Diana Aguiar - A carta foi uma construção de uma instância da Campanha, a Articulação de Mulheres do Cerrado. Ela trouxe muita inspiração para a primeira live que foi centrada nos segmentos de povos e comunidades tradicionais do Cerrado marcados pelo protagonismo das mulheres, nomeadamente as quebradeiras de coco-babaçu organizadas no MIQCB e as raizeiras do Cerrado organizadas na Articulação Pacari. A Articulação também fez uma leitura própria da formulação de Ecocídio-Genocídio, por meio de uma carta que foi apresentada ao júri do Tribunal na segunda audiência da Sessão Cerrado, sobre Soberania Alimentar e Sociobiodiversidade, realizada virtualmente em março de 2022. Nessa carta elas trouxeram a centralidade dos corpos das mulheres do Cerrado, enquanto território de expressão da transmutação do Ecocídio do Cerrado em Genocídio dos seus povos, tanto em razão dos impactos na reprodução biológica (e nesse caso o impacto da contaminação por agrotóxicos do leite materno, dos corpos das gestantes e das mulheres no desempenho do trabalho do cuidado teve bastante centralidade), quanto dos impactos na reprodução sociocultural, considerando o protagonismo das mulheres, de seus saberes e trabalho nas práticas culturais e espirituais das comunidades tradicionais. Essa carta foi publicada no Dossiê Soberania Alimentar e Sociobiodiversidade no Cerrado, juntamente com outros materiais dessa audiência.

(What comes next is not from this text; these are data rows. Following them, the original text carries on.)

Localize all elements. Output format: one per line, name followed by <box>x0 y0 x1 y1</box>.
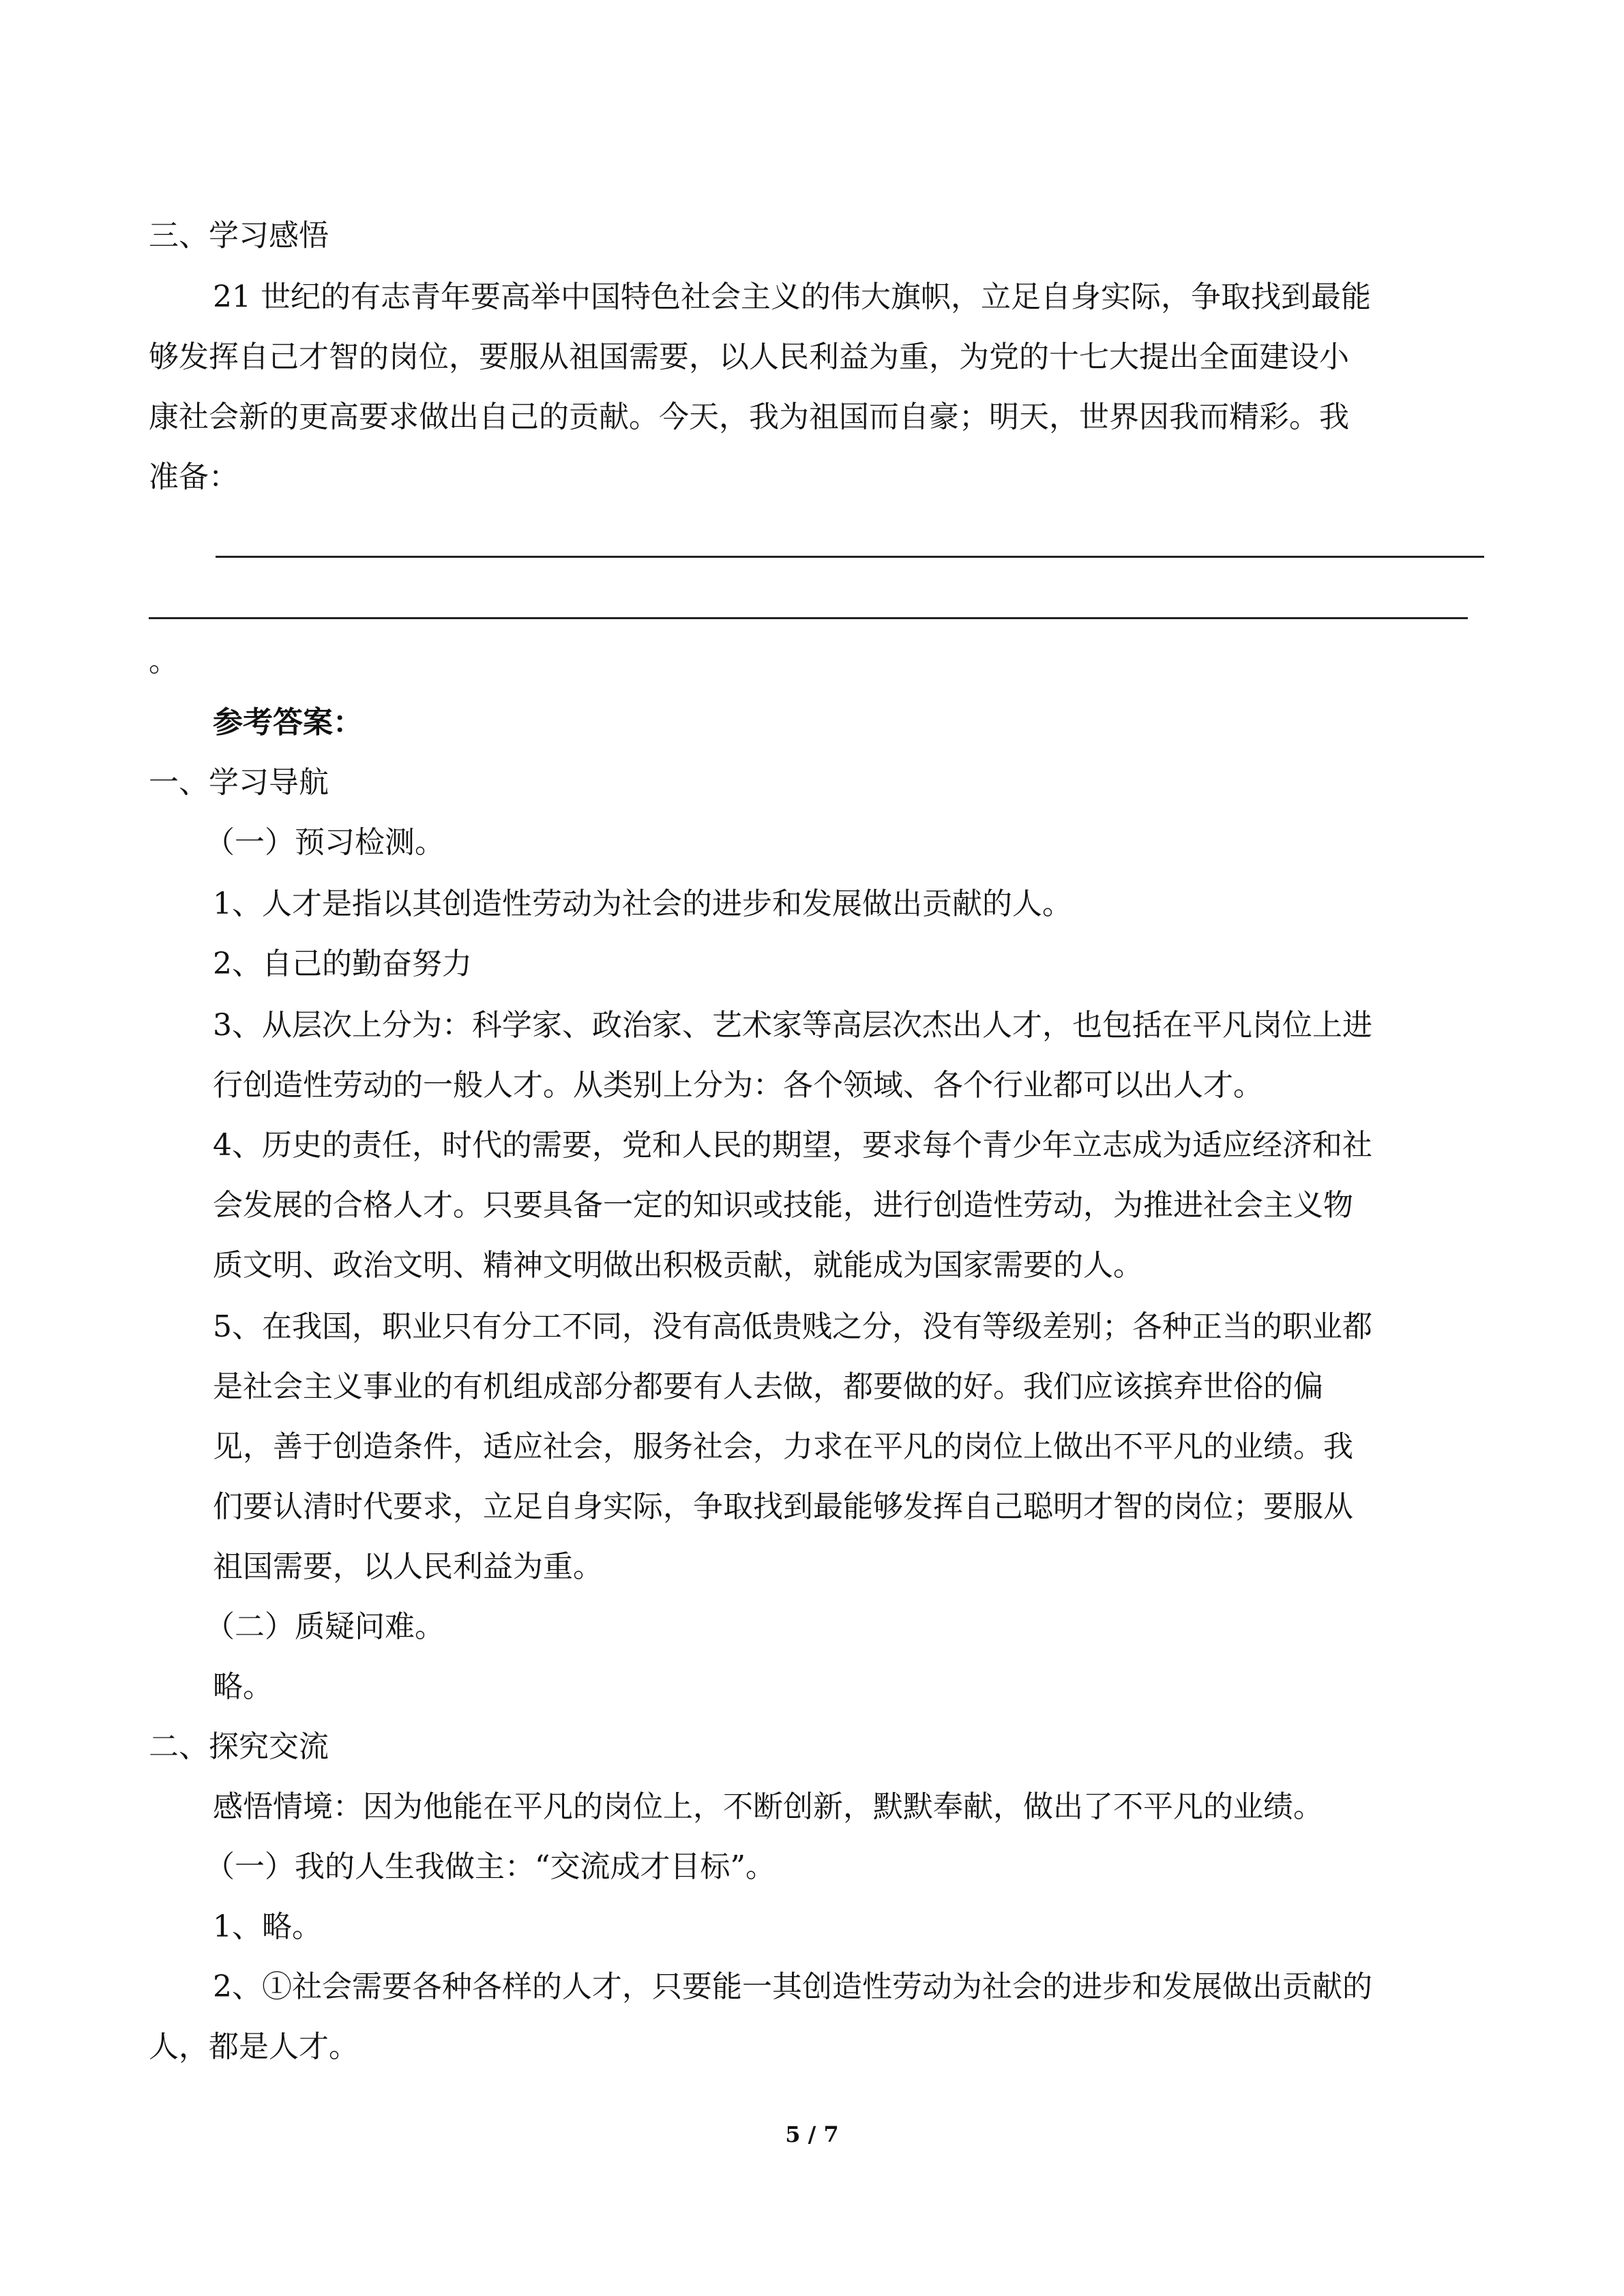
section-heading: 一、学习导航 <box>149 765 329 800</box>
answer-line: 4、历史的责任，时代的需要，党和人民的期望，要求每个青少年立志成为适应经济和社 <box>213 1128 1372 1163</box>
answer-line: 见，善于创造条件，适应社会，服务社会，力求在平凡的岗位上做出不平凡的业绩。我 <box>213 1429 1353 1464</box>
answer-line: 5、在我国，职业只有分工不同，没有高低贵贱之分，没有等级差别；各种正当的职业都 <box>213 1309 1372 1344</box>
answers-title: 参考答案： <box>213 705 363 740</box>
paragraph-line: 准备： <box>149 460 239 494</box>
answer-line: 略。 <box>213 1669 273 1704</box>
answer-line: 感悟情境：因为他能在平凡的岗位上，不断创新，默默奉献，做出了不平凡的业绩。 <box>213 1789 1323 1824</box>
answer-blank-line[interactable] <box>149 617 1468 619</box>
subsection-heading: （二）质疑问难。 <box>205 1609 445 1644</box>
paragraph-line: 21 世纪的有志青年要高举中国特色社会主义的伟大旗帜，立足自身实际，争取找到最能 <box>213 280 1371 314</box>
paragraph-line: 康社会新的更高要求做出自己的贡献。今天，我为祖国而自豪；明天，世界因我而精彩。我 <box>149 400 1349 434</box>
paragraph-line: 够发挥自己才智的岗位，要服从祖国需要，以人民利益为重，为党的十七大提出全面建设小 <box>149 340 1349 374</box>
page-number: 5 / 7 <box>785 2121 839 2147</box>
answer-line: 祖国需要，以人民利益为重。 <box>213 1549 603 1584</box>
answer-line: 3、从层次上分为：科学家、政治家、艺术家等高层次杰出人才，也包括在平凡岗位上进 <box>213 1008 1372 1043</box>
answer-blank-line[interactable] <box>216 556 1484 558</box>
subsection-heading: （一）我的人生我做主：“交流成才目标”。 <box>205 1849 776 1884</box>
end-mark: 。 <box>149 644 179 679</box>
answer-line: 行创造性劳动的一般人才。从类别上分为：各个领域、各个行业都可以出人才。 <box>213 1068 1263 1103</box>
answer-line: 会发展的合格人才。只要具备一定的知识或技能，进行创造性劳动，为推进社会主义物 <box>213 1188 1353 1223</box>
answer-line: 1、人才是指以其创造性劳动为社会的进步和发展做出贡献的人。 <box>213 886 1072 921</box>
subsection-heading: （一）预习检测。 <box>205 825 445 860</box>
answer-line: 们要认清时代要求，立足自身实际，争取找到最能够发挥自己聪明才智的岗位；要服从 <box>213 1489 1353 1524</box>
answer-line: 2、自己的勤奋努力 <box>213 946 472 981</box>
answer-line: 人，都是人才。 <box>149 2029 359 2064</box>
answer-line: 是社会主义事业的有机组成部分都要有人去做，都要做的好。我们应该摈弃世俗的偏 <box>213 1369 1323 1404</box>
answer-line: 2、①社会需要各种各样的人才，只要能一其创造性劳动为社会的进步和发展做出贡献的 <box>213 1969 1372 2004</box>
answer-line: 质文明、政治文明、精神文明做出积极贡献，就能成为国家需要的人。 <box>213 1248 1143 1283</box>
answer-line: 1、略。 <box>213 1909 322 1944</box>
section-heading: 三、学习感悟 <box>149 218 329 253</box>
section-heading: 二、探究交流 <box>149 1729 329 1764</box>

Letícia Jury - Há previsão para lançamento de outros livros?
Diana Aguiar - Sobre outros lançamentos, além do já mencionado Dossiê Soberania Alimentar e Sociobiodiversidade que saiu no ano passado (2023), também foram publicados fascículos de todos os 15 casos de conflitos apresentados no Tribunal e um dossiê específico sobre a contaminação das águas do Cerrado por agrotóxicos. Estamos trabalhando no 'Dossiê Terra e Território' com os materiais da Audiência Final. Mas todos os materiais preliminares do Tribunal estão no site-memória e no site da Campanha.